Massimo Pico : Votre travail montre que le résumé à l’intention des décideurs du GIEC émerge d’un consensus complexe entre scientifiques et États membres, qui peut dépolitiser et réduire l’importance de certaines problématiques. Ces compromis constituent-ils un obstacle à la mise à l’agenda national et international des problèmes climatiques ?

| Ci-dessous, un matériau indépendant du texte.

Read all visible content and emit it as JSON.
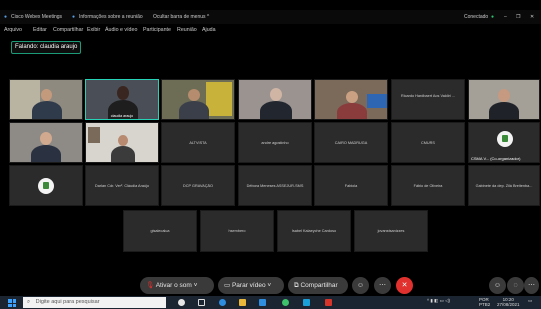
{
  "titlebar": {
    "app": "Cisco Webex Meetings",
    "meeting_info": "Informações sobre a reunião",
    "hide_bar": "Ocultar barra de menus ^",
    "connected": "Conectado"
  },
  "menu": [
    "Arquivo",
    "Editar",
    "Compartilhar",
    "Exibir",
    "Áudio e vídeo",
    "Participante",
    "Reunião",
    "Ajuda"
  ],
  "speaking": "Falando: claudia araujo",
  "grid": {
    "row1": [
      {
        "name": "",
        "video": true
      },
      {
        "name": "claudia araujo",
        "video": true,
        "active": true
      },
      {
        "name": "",
        "video": true
      },
      {
        "name": "",
        "video": true
      },
      {
        "name": "",
        "video": true
      },
      {
        "name": "Ricardo Hardbaert Aos Valdiri ...",
        "video": false
      },
      {
        "name": "",
        "video": true
      }
    ],
    "row2": [
      {
        "name": "",
        "video": true
      },
      {
        "name": "",
        "video": true
      },
      {
        "name": "ALTVISTA",
        "video": false
      },
      {
        "name": "andre agostinho",
        "video": false
      },
      {
        "name": "CAIRO MADRUGA",
        "video": false
      },
      {
        "name": "CMURS",
        "video": false
      },
      {
        "name": "CSMA V... (Co-organizador)",
        "video": false,
        "logo": true
      }
    ],
    "row3": [
      {
        "name": "",
        "video": false,
        "logo": true
      },
      {
        "name": "Darlan Cdr. Ver². Cláudia Araújo",
        "video": false
      },
      {
        "name": "DCP GRAVAÇÃO",
        "video": false
      },
      {
        "name": "Débora Meneses ASSEJUR-SMS",
        "video": false
      },
      {
        "name": "Fabiola",
        "video": false
      },
      {
        "name": "Fábio de Oliveira",
        "video": false
      },
      {
        "name": "Gabinete da dep. Zilá Breitenba...",
        "video": false
      }
    ],
    "row4": [
      {
        "name": "gisalecalua",
        "video": false
      },
      {
        "name": "hsembero",
        "video": false
      },
      {
        "name": "Isabel Kalaeyche Cardoso",
        "video": false
      },
      {
        "name": "jovanstsanizzes",
        "video": false
      }
    ]
  },
  "controls": {
    "mute": "Ativar o som",
    "video": "Parar vídeo",
    "share": "Compartilhar"
  },
  "taskbar": {
    "search_placeholder": "Digite aqui para pesquisar",
    "lang": "POR",
    "lang2": "PTB2",
    "time": "10:20",
    "date": "27/08/2021"
  }
}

Kari De Pryck : Oui, cela peut constituer un obstacle. La manière dont le GIEC parle du climat est très scientifique et technique. Elle ne s’intéresse pas aux rapports de force, à la dimension sociale et politique des changements climatiques. L’image qui est projetée dans les négociations est celle de problèmes principalement environnementaux. Alors qu’en y regardant de plus près, non seulement au sein du GIEC mais aussi dans la Convention-cadre [des Nations unies sur les changements climatiques], on se rend compte qu’en fait ces questions sont extrêmement politiques. Il y a des enjeux entre le Nord et le Sud du monde, au sein des États, entre différent·e·s acteur·trice·s étatiques et non étatiques. La science est mise sur un piédestal, alors que l’on marginalise par exemple les expertises des organisations de la société civile, qui pourraient s’avérer critiques concernant l’action des États et des organismes privés. Aussi, la question des responsabilités historiques des changements climatiques, qui est un aspect très politique, est moins développée. Le fait de présenter une image très technique de la question écarte tout un débat sur les aspects très conflictuels autour des politiques climatiques internationales et nationales.
Massimo Pico : Le GIEC est dominé par les sciences naturelles et l’économie, conduisant souvent à la formulation de solutions techniques à la crise climatique. Des disciplines comme la science politique, l’anthropologie ou la sociologie y demeurent minoritaires. Quels pourraient être leurs apports dans l’évaluation des connaissances du GIEC ?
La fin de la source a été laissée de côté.